The city of Wrocław (“Breslau” in German), now in Poland, is part of that historically disputed area that has at times belonged to Germany, Prussia, Poland, Austria, and Bohemia. In the period between the two world wars, it was part of Germany, and assigned to the Swiss-German Mission of the LDS Church. Its population at the time was slightly above a half-million people. And it had been a fruitful field for LDS missionary work – as early as 1910 we had a Breslau branch with 170 members, although in the same year the elders were banished from the country by German officials.
The missionaries soon returned, and by 1922 were baptizing an average of ten people every month in and near Breslau. Although they faced some serious opposition from a few officials, including one pastor who had lived briefly in Utah, the clean lives of the elders and local members successfully refuted much of the slander. According to one elder, “It is quite a revelation to the Germans to see a group of young fellows who do not drink nor smoke in a land where such things are as much a matter of course as things to eat and wear … One of the [Breslau] branch presidents was a German brother who had reared a fine family, [and] is noted for his friendliness, helpfulness and honesty. When the missionaries went tracting and met people who know him they had no trouble in getting them to respond to an invitation to meeting, because they wanted to make the acquaintance of a system which produces such men.”

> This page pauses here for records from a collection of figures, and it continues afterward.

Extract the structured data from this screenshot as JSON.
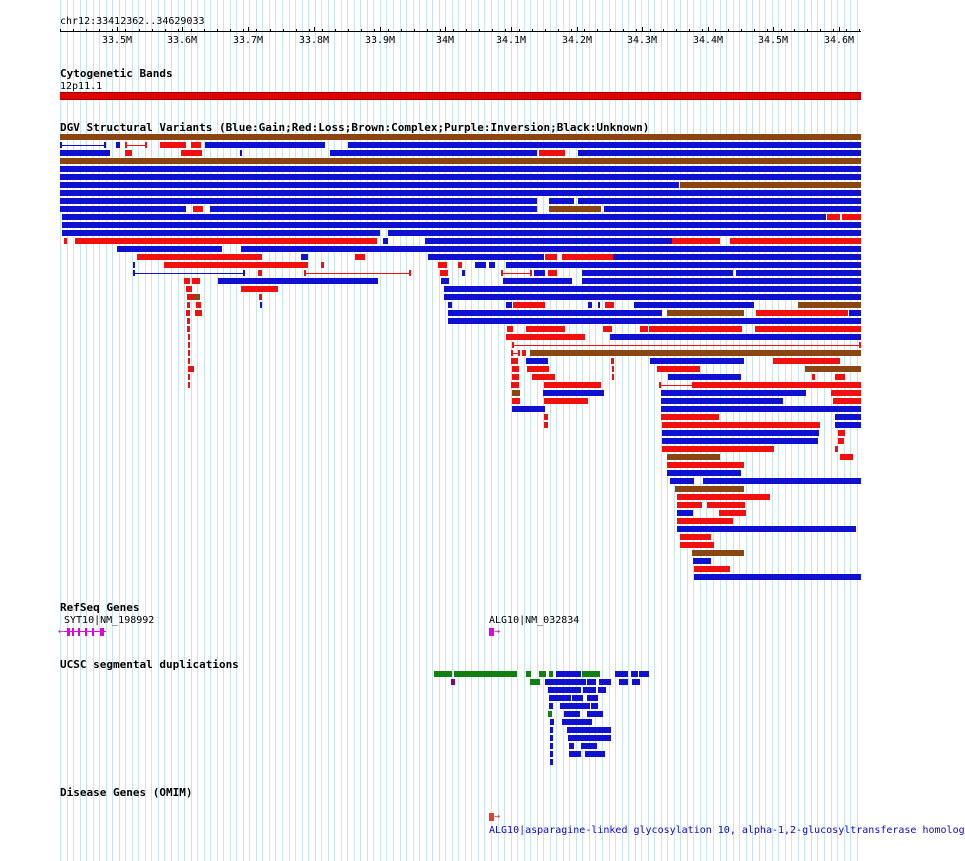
{
  "position_label": "chr12:33412362..34629033",
  "ruler_ticks": [
    "33.5M",
    "33.6M",
    "33.7M",
    "33.8M",
    "33.9M",
    "34M",
    "34.1M",
    "34.2M",
    "34.3M",
    "34.4M",
    "34.5M",
    "34.6M"
  ],
  "tracks": {
    "cytoband": {
      "title": "Cytogenetic Bands",
      "band_label": "12p11.1"
    },
    "dgv": {
      "title": "DGV Structural Variants (Blue:Gain;Red:Loss;Brown:Complex;Purple:Inversion;Black:Unknown)"
    },
    "refseq": {
      "title": "RefSeq Genes",
      "genes": [
        {
          "label": "SYT10|NM_198992"
        },
        {
          "label": "ALG10|NM_032834"
        }
      ]
    },
    "segdup": {
      "title": "UCSC segmental duplications"
    },
    "omim": {
      "title": "Disease Genes (OMIM)",
      "entry_label": "ALG10|asparagine-linked glycosylation 10, alpha-1,2-glucosyltransferase homolog"
    }
  },
  "colors": {
    "gain": "#1010d0",
    "loss": "#f01010",
    "complex": "#8b4513",
    "cytoband": "#e00000",
    "segdup_green": "#108010",
    "gene": "#e000e0",
    "grid": "#c8e4ec"
  },
  "icons": {
    "gene_strand_left": "left-arrow-icon",
    "gene_strand_right": "right-arrow-icon"
  }
}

Civil conditions following the war were difficult: “The German nation is just now in a very important transition point in its history. During the long, miserable months of the rapid depreciation of money, the only thing which held the nation together was a well-trained, efficient police force of picked men, ready to use their rifles on the crowds on the slightest provocation. There have been riots everywhere, and the government is now making a supreme effort to regulate the currency by introducing a new medium of exchange backed by a reasonably good security. It is apparently succeeding.”
On 16-17 December 1923, the three branches that were then part of the Breslau Conference (equivalent to a stake in the mission parlance of the time) gathered at the stock exchange building in Breslau for a major conference. Representative of the changing attitude toward the Mormons is the fact that newly appointed mission president Fred Tadje was hosted by a German police officer, a friend of the Church, during the days of the conference.
Five hundred Saints and 200 of their friends watched a model demonstration of Sunday School recitations and a chorus composed of 65 Sunday School children, with talks on repentance and the Word of Wisdom. Adult meetings followed in the afternoon. Pres. Tadje spoke at all meetings on the topics of priesthood power and missionary work, an elder who was a skilled violinist played several numbers, and the Breslau district choir sang. The vocal solo of one missionary (Norwood Crawford, singing “Forgotten”) drew applause from the audience.
The highlight of the conference was an evening performance of the oratorio “The Vision” performed by the 90-voice choir of the three Breslau branches. This oratorio, written by Evan Stephens and commissioned by Pres. Heber J. Grant to observe the centennial of the First Vision, was an elaborate effort – Elder John D. Montague had translated the words, the choir rehearsed for three months in preparation for their performance. Fully half of the 1,100 in attendance were not members of the Church, and listened with interest to Pres. Tadje’s talk concerning the First Vision and the 45-minute oratorio.
The next day at sunset, twenty-three converts went with the elders to the banks of the Oder river for baptism. Publicity about the LDS conference had been so extensive that an estimated 1,000 Breslau citizens, not members of the Church, watched curiously and respectfully. Attracted by the crowd, two airplane pilots practicing maneuvers circled the baptismal site, the roar of their motors interfering somewhat with the service. Immediately after the baptisms, one of the elders found a place to stand a few feet above the ground and addressed the crowd to explain what they had just witnessed.
The public nature of the meetings, the public relations value of the choir performance, and the number of people – both Saints and strangers – in attendance all indicate the growth, stability, and acceptance of the Church in that corner of Europe in the years between the wars.